What is OmicIDX?

OmicIDX is a public, read-only index that aggregates biological metadata from a handful of authoritative sources into a single, queryable shape.

What it indexes

NCBI SRA — sequencing studies, samples, experiments, runs.
NCBI GEO — gene expression series, samples, and platforms.
NCBI BioSample and BioProject — descriptive metadata that ties everything together.
NCBI PubMed — citation records, used to link publications back to the experimental data they describe.
EBI BioSamples — the European complement to NCBI BioSample, daily-partitioned.
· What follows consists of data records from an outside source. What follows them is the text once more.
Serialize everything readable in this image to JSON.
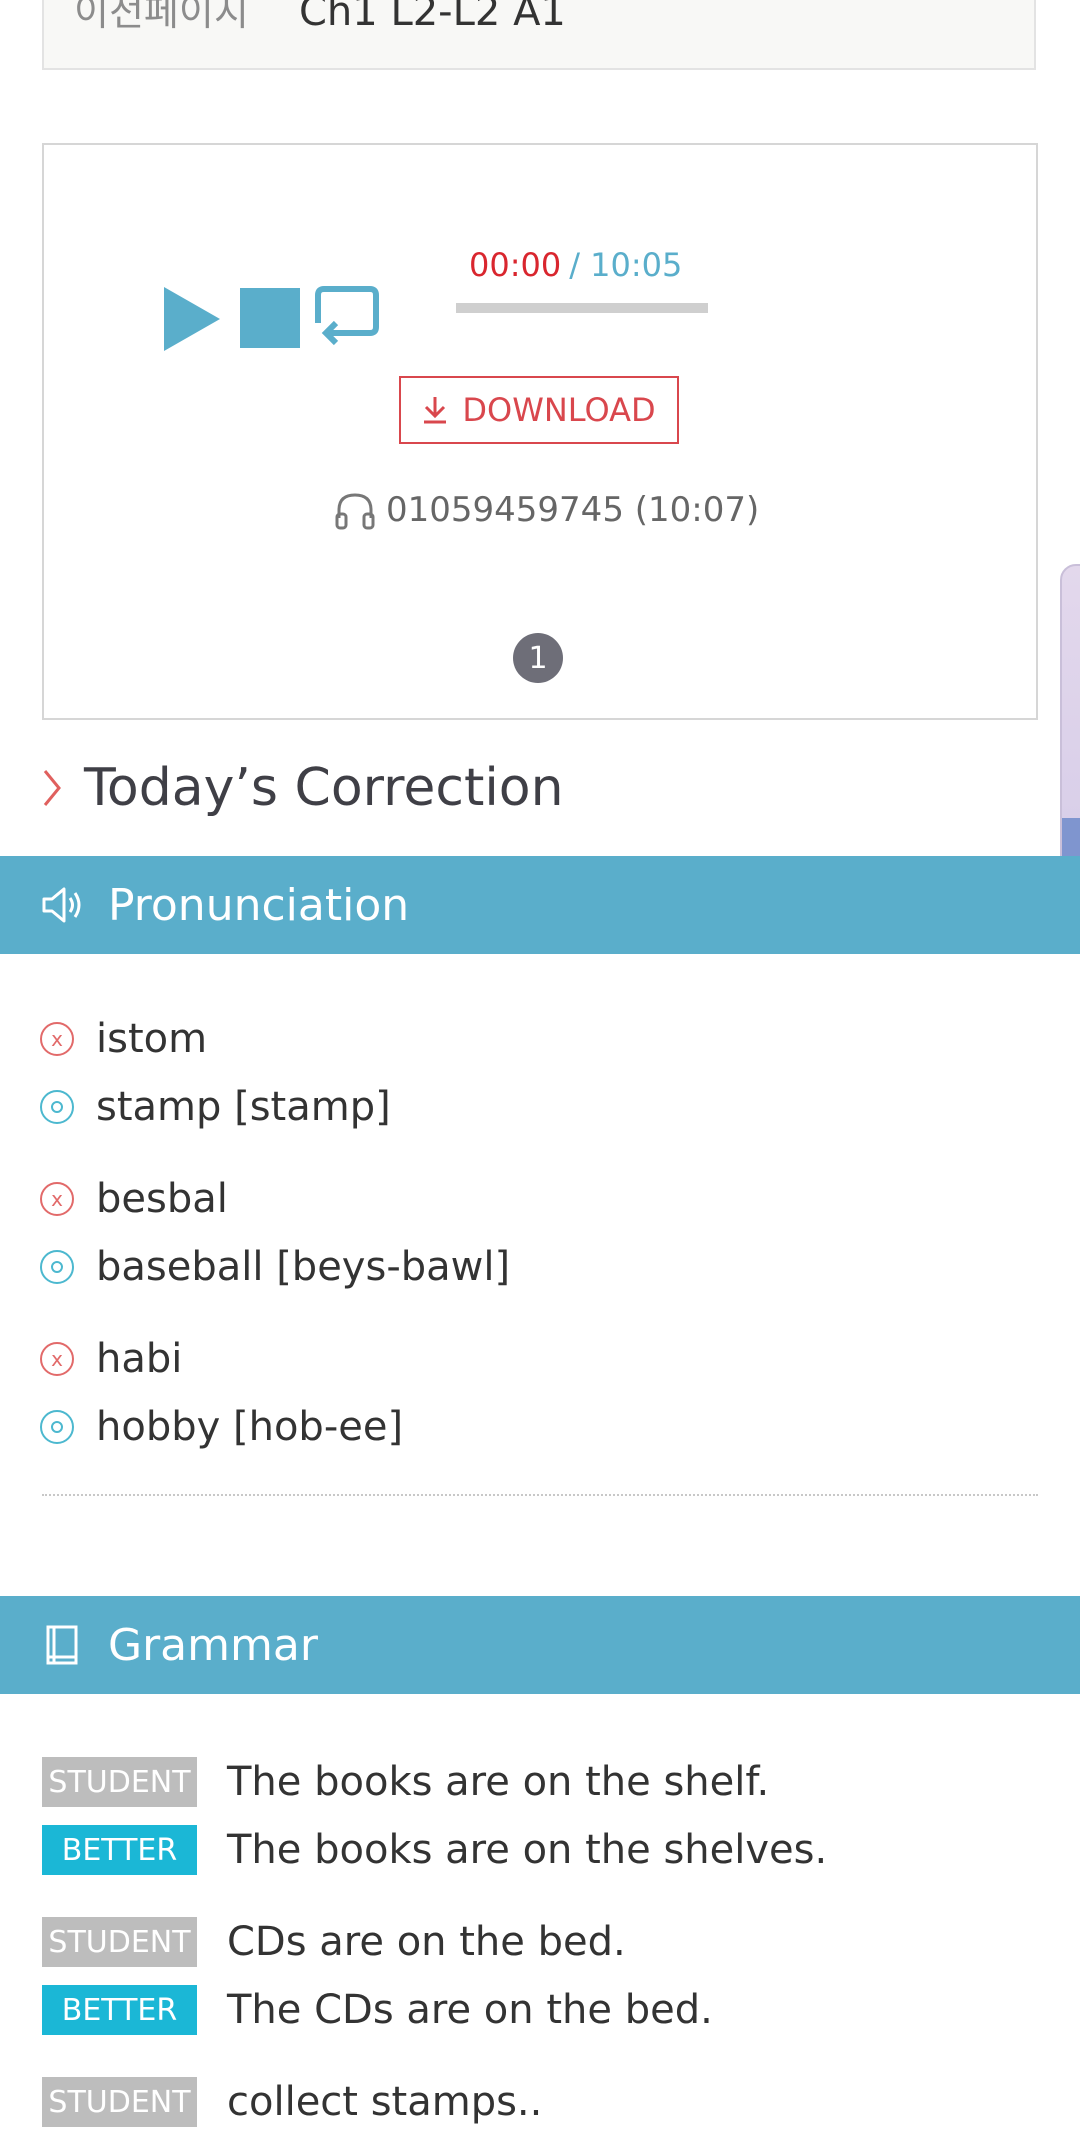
{
  "previous_page": {
    "label": "이전페이지",
    "value": "Ch1 L2-L2 A1"
  },
  "player": {
    "current_time": "00:00",
    "separator": "/",
    "total_time": "10:05",
    "progress_fraction": 0,
    "download_label": "DOWNLOAD",
    "phone_info": "01059459745 (10:07)",
    "page_number": "1",
    "icons": [
      "play-icon",
      "stop-icon",
      "repeat-icon",
      "download-icon",
      "headphones-icon"
    ]
  },
  "correction": {
    "title": "Today’s Correction"
  },
  "pronunciation": {
    "title": "Pronunciation",
    "groups": [
      {
        "wrong": "istom",
        "right": "stamp [stamp]"
      },
      {
        "wrong": "besbal",
        "right": "baseball [beys-bawl]"
      },
      {
        "wrong": "habi",
        "right": "hobby [hob-ee]"
      }
    ]
  },
  "grammar": {
    "title": "Grammar",
    "student_tag": "STUDENT",
    "better_tag": "BETTER",
    "groups": [
      {
        "student": "The books are on the shelf.",
        "better": "The books are on the shelves."
      },
      {
        "student": "CDs are on the bed.",
        "better": "The CDs are on the bed."
      },
      {
        "student": "collect stamps..",
        "better": ""
      }
    ]
  },
  "colors": {
    "accent_blue": "#5aaecb",
    "time_red": "#d9262e",
    "better_cyan": "#1bb7d6",
    "student_gray": "#bdbdbd"
  }
}
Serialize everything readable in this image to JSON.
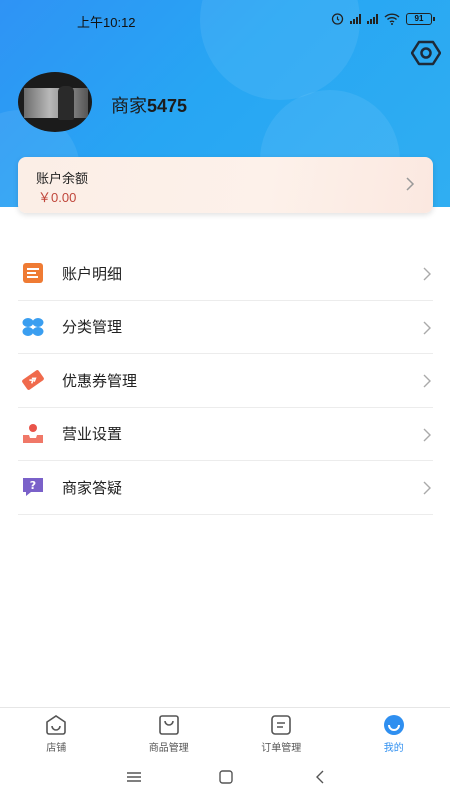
{
  "status_bar": {
    "time": "上午10:12",
    "battery": "91"
  },
  "header": {
    "merchant_name_prefix": "商家",
    "merchant_name_number": "5475"
  },
  "balance": {
    "label": "账户余额",
    "value": "￥0.00"
  },
  "menu": [
    {
      "label": "账户明细",
      "icon": "ledger-icon"
    },
    {
      "label": "分类管理",
      "icon": "category-icon"
    },
    {
      "label": "优惠券管理",
      "icon": "coupon-icon"
    },
    {
      "label": "营业设置",
      "icon": "business-settings-icon"
    },
    {
      "label": "商家答疑",
      "icon": "faq-icon"
    }
  ],
  "tabs": [
    {
      "label": "店铺",
      "icon": "shop-icon",
      "active": false
    },
    {
      "label": "商品管理",
      "icon": "goods-icon",
      "active": false
    },
    {
      "label": "订单管理",
      "icon": "order-icon",
      "active": false
    },
    {
      "label": "我的",
      "icon": "profile-icon",
      "active": true
    }
  ],
  "colors": {
    "header": "#2f93f5",
    "accent": "#2f8ff0",
    "price": "#c0463b"
  }
}
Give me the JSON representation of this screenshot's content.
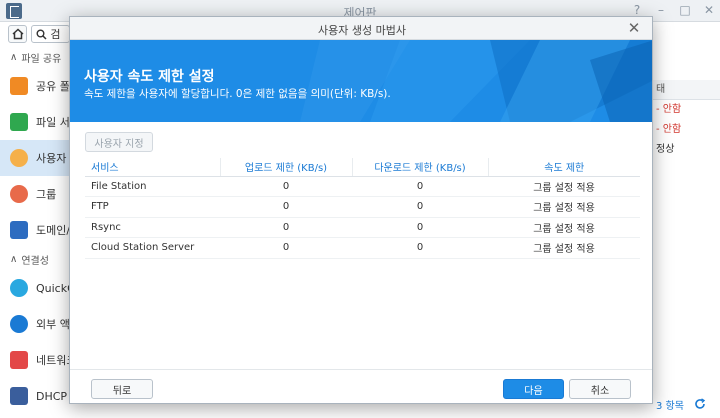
{
  "background": {
    "title": "제어판",
    "search_text": "검",
    "sections": [
      "파일 공유",
      "연결성"
    ],
    "items": [
      {
        "label": "공유 폴더",
        "color": "#f08a24"
      },
      {
        "label": "파일 서비스",
        "color": "#2fa84f"
      },
      {
        "label": "사용자",
        "color": "#f5b04a"
      },
      {
        "label": "그룹",
        "color": "#e86a4a"
      },
      {
        "label": "도메인/LDAP",
        "color": "#2d6cc0"
      },
      {
        "label": "QuickConnect",
        "color": "#29a8e0"
      },
      {
        "label": "외부 액세스",
        "color": "#1a7ad4"
      },
      {
        "label": "네트워크",
        "color": "#e34848"
      },
      {
        "label": "DHCP Server",
        "color": "#3a5e9c"
      }
    ],
    "right_col": {
      "header": "태",
      "rows": [
        "- 안함",
        "- 안함",
        "정상"
      ]
    },
    "footer_count": "3 항목"
  },
  "dialog": {
    "title": "사용자 생성 마법사",
    "heading": "사용자 속도 제한 설정",
    "description": "속도 제한을 사용자에 할당합니다. 0은 제한 없음을 의미(단위: KB/s).",
    "set_user_button": "사용자 지정",
    "columns": [
      "서비스",
      "업로드 제한 (KB/s)",
      "다운로드 제한 (KB/s)",
      "속도 제한"
    ],
    "rows": [
      {
        "service": "File Station",
        "upload": "0",
        "download": "0",
        "limit": "그룹 설정 적용"
      },
      {
        "service": "FTP",
        "upload": "0",
        "download": "0",
        "limit": "그룹 설정 적용"
      },
      {
        "service": "Rsync",
        "upload": "0",
        "download": "0",
        "limit": "그룹 설정 적용"
      },
      {
        "service": "Cloud Station Server",
        "upload": "0",
        "download": "0",
        "limit": "그룹 설정 적용"
      }
    ],
    "back_button": "뒤로",
    "next_button": "다음",
    "cancel_button": "취소",
    "accent_color": "#1e8ce6"
  }
}
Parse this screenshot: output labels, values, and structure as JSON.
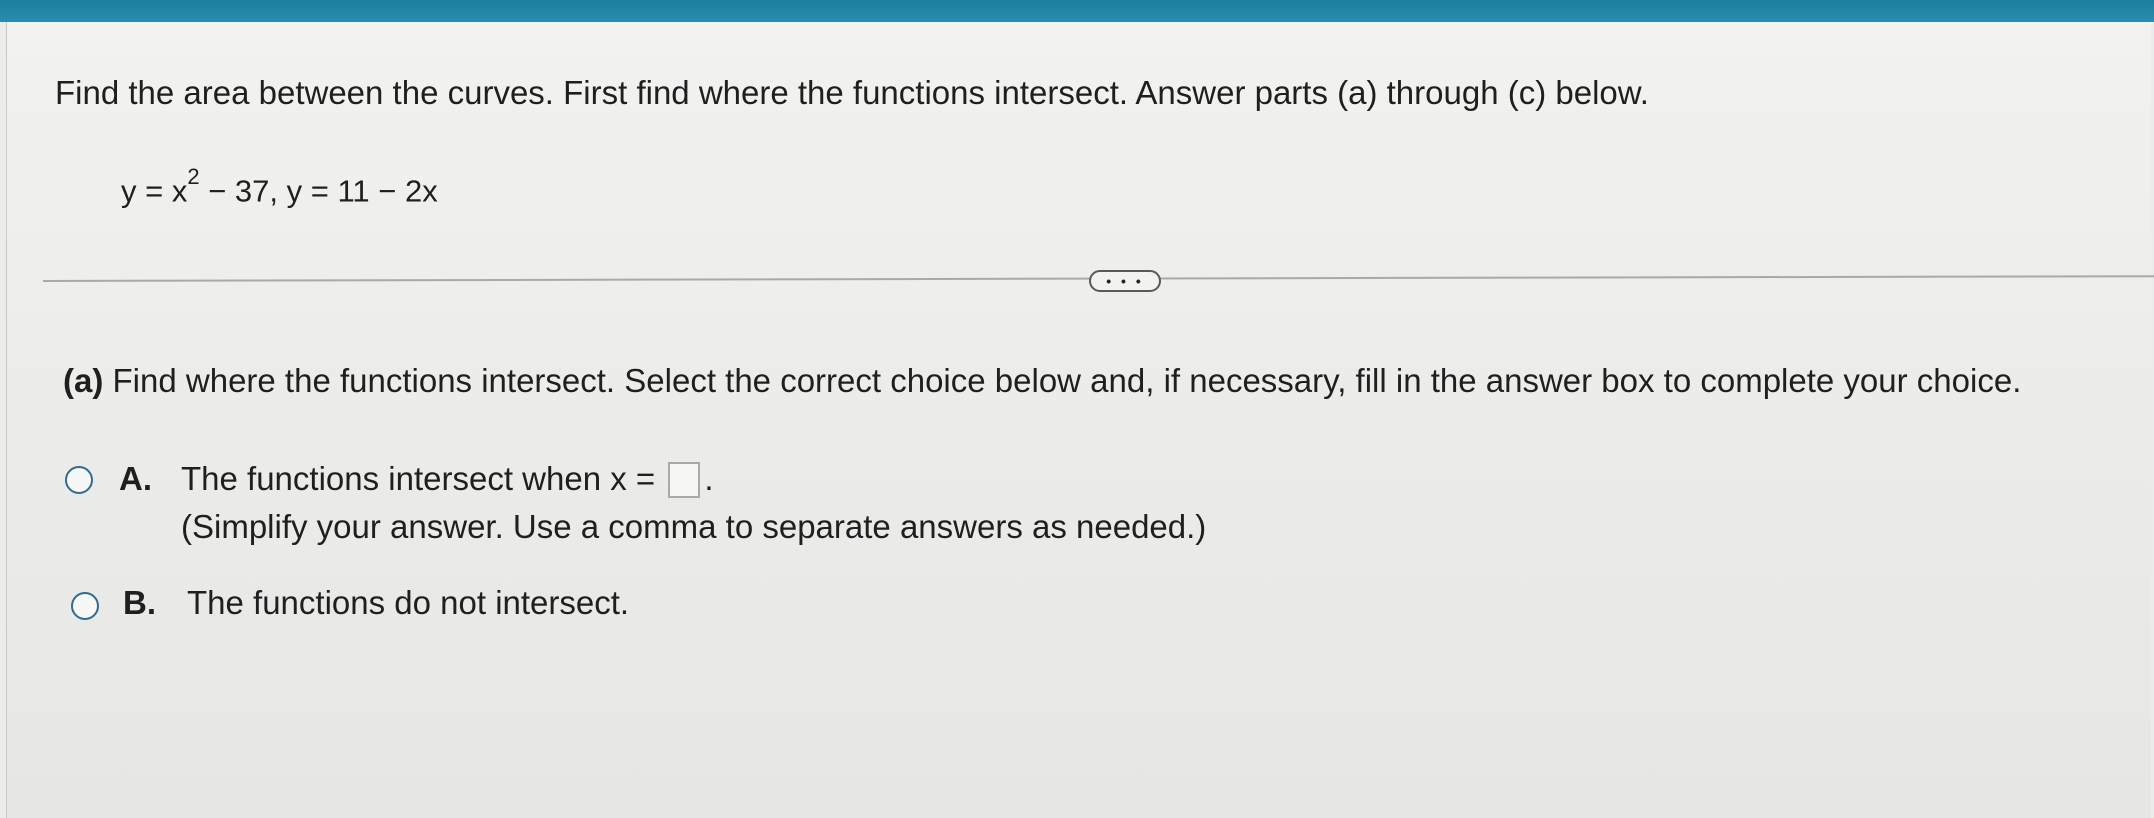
{
  "question": {
    "instruction": "Find the area between the curves. First find where the functions intersect. Answer parts (a) through (c) below.",
    "equation_prefix": "y = x",
    "equation_exponent": "2",
    "equation_suffix": " − 37, y = 11 − 2x"
  },
  "expand_button_label": "• • •",
  "part_a": {
    "label": "(a)",
    "prompt": "Find where the functions intersect. Select the correct choice below and, if necessary, fill in the answer box to complete your choice."
  },
  "choices": [
    {
      "letter": "A.",
      "text_before": "The functions intersect when x =",
      "text_after": ".",
      "note": "(Simplify your answer. Use a comma to separate answers as needed.)",
      "answer_value": ""
    },
    {
      "letter": "B.",
      "text": "The functions do not intersect."
    }
  ],
  "colors": {
    "top_bar": "#1c7fa0",
    "radio_border": "#2e6d90"
  }
}
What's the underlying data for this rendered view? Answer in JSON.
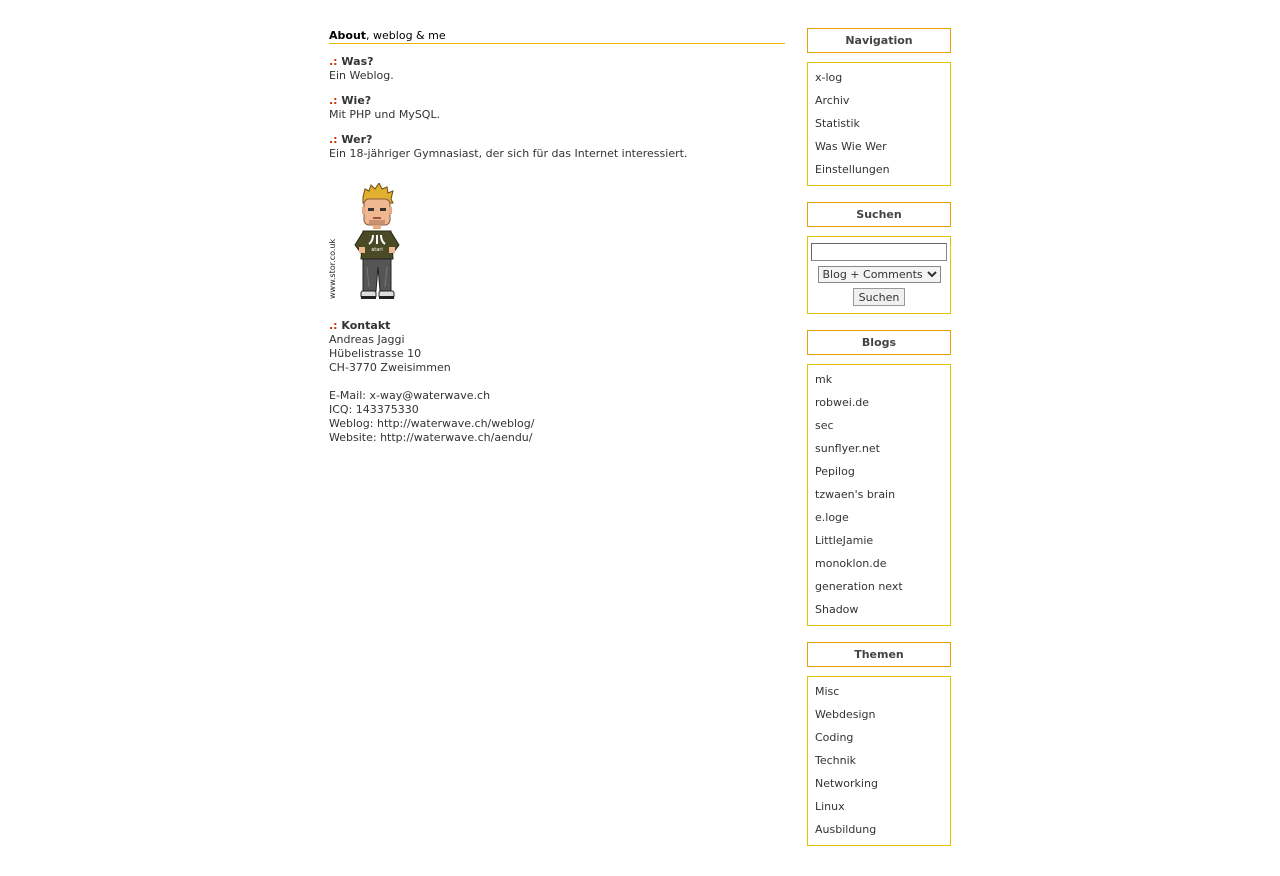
{
  "about": {
    "title_bold": "About",
    "title_rest": ", weblog & me",
    "marker": ".:",
    "qa": [
      {
        "q": "Was?",
        "a": "Ein Weblog."
      },
      {
        "q": "Wie?",
        "a": "Mit PHP und MySQL."
      },
      {
        "q": "Wer?",
        "a": "Ein 18-jähriger Gymnasiast, der sich für das Internet interessiert."
      }
    ],
    "avatar_credit": "www.stor.co.uk",
    "avatar_shirt_text": "atari"
  },
  "contact": {
    "heading": "Kontakt",
    "name": "Andreas Jaggi",
    "street": "Hübelistrasse 10",
    "city": "CH-3770 Zweisimmen",
    "email_label": "E-Mail:",
    "email": "x-way@waterwave.ch",
    "icq_label": "ICQ:",
    "icq": "143375330",
    "weblog_label": "Weblog:",
    "weblog": "http://waterwave.ch/weblog/",
    "website_label": "Website:",
    "website": "http://waterwave.ch/aendu/"
  },
  "sidebar": {
    "navigation": {
      "title": "Navigation",
      "items": [
        "x-log",
        "Archiv",
        "Statistik",
        "Was Wie Wer",
        "Einstellungen"
      ]
    },
    "search": {
      "title": "Suchen",
      "input_value": "",
      "select_value": "Blog + Comments",
      "button_label": "Suchen"
    },
    "blogs": {
      "title": "Blogs",
      "items": [
        "mk",
        "robwei.de",
        "sec",
        "sunflyer.net",
        "Pepilog",
        "tzwaen's brain",
        "e.loge",
        "LittleJamie",
        "monoklon.de",
        "generation next",
        "Shadow"
      ]
    },
    "themen": {
      "title": "Themen",
      "items": [
        "Misc",
        "Webdesign",
        "Coding",
        "Technik",
        "Networking",
        "Linux",
        "Ausbildung"
      ]
    }
  },
  "colors": {
    "accent_border": "#e8a000",
    "marker": "#cc3300",
    "text": "#333333"
  }
}
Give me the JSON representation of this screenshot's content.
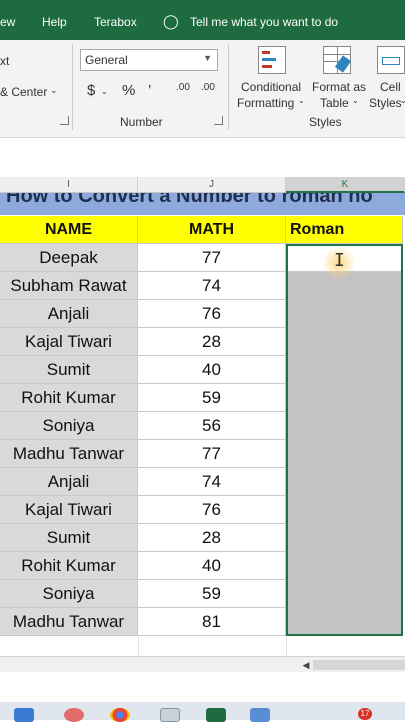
{
  "menubar": {
    "items": [
      "ew",
      "Help",
      "Terabox"
    ],
    "tell_me": "Tell me what you want to do"
  },
  "ribbon": {
    "alignment": {
      "text_fragment": "xt",
      "merge_center": "& Center"
    },
    "number": {
      "format_value": "General",
      "currency_symbol": "$",
      "percent_symbol": "%",
      "comma_symbol": "’",
      "inc_decimal": ".00",
      "dec_decimal": ".00",
      "group_label": "Number"
    },
    "styles": {
      "conditional_line1": "Conditional",
      "conditional_line2": "Formatting",
      "format_table_line1": "Format as",
      "format_table_line2": "Table",
      "cell_line1": "Cell",
      "cell_line2": "Styles",
      "group_label": "Styles"
    }
  },
  "columns": [
    "I",
    "J",
    "K"
  ],
  "sheet_title": "How to Convert a Number to roman no",
  "table": {
    "headers": [
      "NAME",
      "MATH",
      "Roman"
    ],
    "rows": [
      {
        "name": "Deepak",
        "math": "77"
      },
      {
        "name": "Subham Rawat",
        "math": "74"
      },
      {
        "name": "Anjali",
        "math": "76"
      },
      {
        "name": "Kajal Tiwari",
        "math": "28"
      },
      {
        "name": "Sumit",
        "math": "40"
      },
      {
        "name": "Rohit Kumar",
        "math": "59"
      },
      {
        "name": "Soniya",
        "math": "56"
      },
      {
        "name": "Madhu Tanwar",
        "math": "77"
      },
      {
        "name": "Anjali",
        "math": "74"
      },
      {
        "name": "Kajal Tiwari",
        "math": "76"
      },
      {
        "name": "Sumit",
        "math": "28"
      },
      {
        "name": "Rohit Kumar",
        "math": "40"
      },
      {
        "name": "Soniya",
        "math": "59"
      },
      {
        "name": "Madhu Tanwar",
        "math": "81"
      }
    ]
  },
  "colors": {
    "menubar": "#1d6b3f",
    "header_fill": "#ffff00",
    "title_fill": "#8ea9db",
    "selection": "#217346"
  },
  "taskbar": {
    "notification_count": "17"
  }
}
See Data sources for source URLs, refresh cadences, and what each contributes.

What it isn’t

Not a sequence archive. OmicIDX indexes the metadata around sequencing data — the studies, samples, and experiments — not the raw reads. For sequence retrieval, use the upstream archives directly.
Not real-time. The index refreshes daily on cron-driven cascades. See Architecture.
Not a write API. All endpoints are read-only.

Why it exists

Querying biological metadata across the major archives means dealing with five different XML/SOFT formats, several FTP layouts, inconsistent identifier conventions, and no usable join keys. OmicIDX normalizes those into a single relational model with stable accessions and cross-source links, then exposes it as a REST API and as a single downloadable DuckDB file.

Who uses it

Researchers, bioinformaticians, and data engineers who want to:

Search across multiple archives without writing per-archive XML parsers.
Build pipelines that resolve study/sample/experiment relationships across sources.
Get a downloadable analytical snapshot (DuckDB) for offline work.

The API is open and rate-limited; no API key required. See Rate limits.